Location: Ancient Rome
First mentioned: 1st century AD
Name: Based on "aglio", meaning garlic
Ingredients: Garlic, olive oil, breadcrumbs, vinegar and salt.

Location: Ancient Rome
First mentioned: 1st century AD
Name: Based on the "mortar" in which it is made
Ingredients: Herbs, oil, cheese, vinegar, salt and nuts.

Location: Genoa, Italy
First mentioned: 1863
Name: Based on "pestare" meaning to pound in a mortar
Ingredients: Basil, oil, cheese, garlic, salt and pine nuts.

Despite the lack of nuts or herbs, Agliata shares a passing similarity to pesto. It's excessively liberal use of raw garlic (the Roman's loved garlic) means it would probably be too overpowering for today's palates.

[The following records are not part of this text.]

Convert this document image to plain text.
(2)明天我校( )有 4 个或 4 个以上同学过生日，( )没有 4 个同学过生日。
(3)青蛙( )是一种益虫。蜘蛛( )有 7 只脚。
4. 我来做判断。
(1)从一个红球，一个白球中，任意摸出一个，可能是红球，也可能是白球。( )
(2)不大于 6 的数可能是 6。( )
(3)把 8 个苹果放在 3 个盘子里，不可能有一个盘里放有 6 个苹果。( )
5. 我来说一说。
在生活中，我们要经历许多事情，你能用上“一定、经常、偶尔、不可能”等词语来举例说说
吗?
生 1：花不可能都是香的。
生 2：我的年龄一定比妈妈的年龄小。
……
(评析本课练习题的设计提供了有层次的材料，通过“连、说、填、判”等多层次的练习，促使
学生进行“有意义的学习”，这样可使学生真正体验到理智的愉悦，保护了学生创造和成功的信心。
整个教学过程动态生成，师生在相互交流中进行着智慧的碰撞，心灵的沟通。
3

Moretum on the other hand, is remarkably like modern day pesto. This is a sauce that the Romans were eating in the area we know today as Italy almost 2000 years before the word pesto first appeared in print.

Some say that Virgil, the most celebrated of the Roman poets, was the first to mention moretum in a poem of the same name. Some historians aren't convinced that it can be credited to him, but we like to think it was.

The fact that there is such a similar precursor to pesto takes nothing away from the Genovese. They introduced their world-class basil and transformed it into the sauce we all know and love today.